The longer the Chinese tariffs on U.S. soybeans remain in place, the higher the odds USDA’s outlook will be correct. However, a relatively quick resolution of the trade tiff with China could prevent the demand destruction, reopen the flow of U.S. soybeans to China and return the global soybean outlook back to “slightly bullish.”

If the conflict with China persists into the fall, Brazilian producers are likely to respond with at least 3% to 4% more soybean acres for 2018/19. The one thing that could force Brazilian producers to rethink expansion is the recent truckers’ strike. Truckers basically got what they asked for—a doubling of freight rates. It now costs Brazilian producers as much as $3 to $4 per bushel to move soybeans from Mato Grosso to the Port of Santos.

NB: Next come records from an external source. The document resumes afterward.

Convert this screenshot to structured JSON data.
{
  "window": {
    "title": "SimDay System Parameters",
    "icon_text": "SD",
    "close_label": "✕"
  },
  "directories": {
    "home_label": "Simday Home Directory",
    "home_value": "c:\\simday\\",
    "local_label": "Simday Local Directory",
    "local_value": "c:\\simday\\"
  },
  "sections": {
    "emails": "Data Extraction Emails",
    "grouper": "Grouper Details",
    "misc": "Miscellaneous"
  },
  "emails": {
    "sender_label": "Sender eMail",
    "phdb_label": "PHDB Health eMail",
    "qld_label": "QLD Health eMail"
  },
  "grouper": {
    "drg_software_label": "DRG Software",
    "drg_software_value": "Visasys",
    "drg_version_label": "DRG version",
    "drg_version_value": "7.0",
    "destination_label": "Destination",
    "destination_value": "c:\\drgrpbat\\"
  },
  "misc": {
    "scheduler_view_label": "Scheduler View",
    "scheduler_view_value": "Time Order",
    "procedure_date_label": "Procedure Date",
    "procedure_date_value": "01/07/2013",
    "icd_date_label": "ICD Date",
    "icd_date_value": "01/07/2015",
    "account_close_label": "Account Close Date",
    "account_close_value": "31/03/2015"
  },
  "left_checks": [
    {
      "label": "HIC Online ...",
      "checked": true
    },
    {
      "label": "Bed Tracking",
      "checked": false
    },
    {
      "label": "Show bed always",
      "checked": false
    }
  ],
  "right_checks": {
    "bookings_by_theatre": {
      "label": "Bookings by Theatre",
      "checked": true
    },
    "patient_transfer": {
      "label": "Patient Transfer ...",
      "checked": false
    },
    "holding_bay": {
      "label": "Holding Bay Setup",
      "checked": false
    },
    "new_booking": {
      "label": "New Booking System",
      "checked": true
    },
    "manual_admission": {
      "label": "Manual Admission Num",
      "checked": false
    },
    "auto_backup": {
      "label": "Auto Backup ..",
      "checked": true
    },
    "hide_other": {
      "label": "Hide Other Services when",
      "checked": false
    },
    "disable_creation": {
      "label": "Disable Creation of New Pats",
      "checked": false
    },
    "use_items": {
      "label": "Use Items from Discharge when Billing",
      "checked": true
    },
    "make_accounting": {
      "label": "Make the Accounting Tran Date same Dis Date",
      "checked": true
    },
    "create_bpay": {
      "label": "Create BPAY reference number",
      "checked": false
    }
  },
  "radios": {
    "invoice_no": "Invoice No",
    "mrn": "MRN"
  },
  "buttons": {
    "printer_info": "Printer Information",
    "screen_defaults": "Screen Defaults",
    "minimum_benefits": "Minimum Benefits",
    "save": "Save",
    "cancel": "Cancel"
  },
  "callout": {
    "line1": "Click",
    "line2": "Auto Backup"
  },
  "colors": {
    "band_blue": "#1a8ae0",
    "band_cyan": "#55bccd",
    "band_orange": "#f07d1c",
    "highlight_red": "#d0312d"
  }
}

In the long-run, truckers in Brazil might be putting themselves out of business. Watch for private sector (including farmers) investments to finish long-delayed rails from the interior to port locations. If that happens and tariffs persist, the U.S. will lose soybean demand, China will have access to more reasonably priced soybeans from Brazil, and Brazil will come out the winner by investing in its future.

In the meantime, Brazilian soybean prices have factored in tariffs and cost 20% to 25% more than U.S. Gulf soybeans. That means U.S. soybeans are “on sale” compared with the rest of the world—and they’re buying. Exports should top USDA’s estimate (2.04 billion bushels) even if Chinese tariffs remain in place deep into the 2018/19 marketing year.

Barring a 180-bu.-average corn yield, corn should work higher from summer lows. Wheat prices might move up as production problems in exporting countries attract demand for U.S. supplies. The soybean outlook is divided ... and emotionally driven.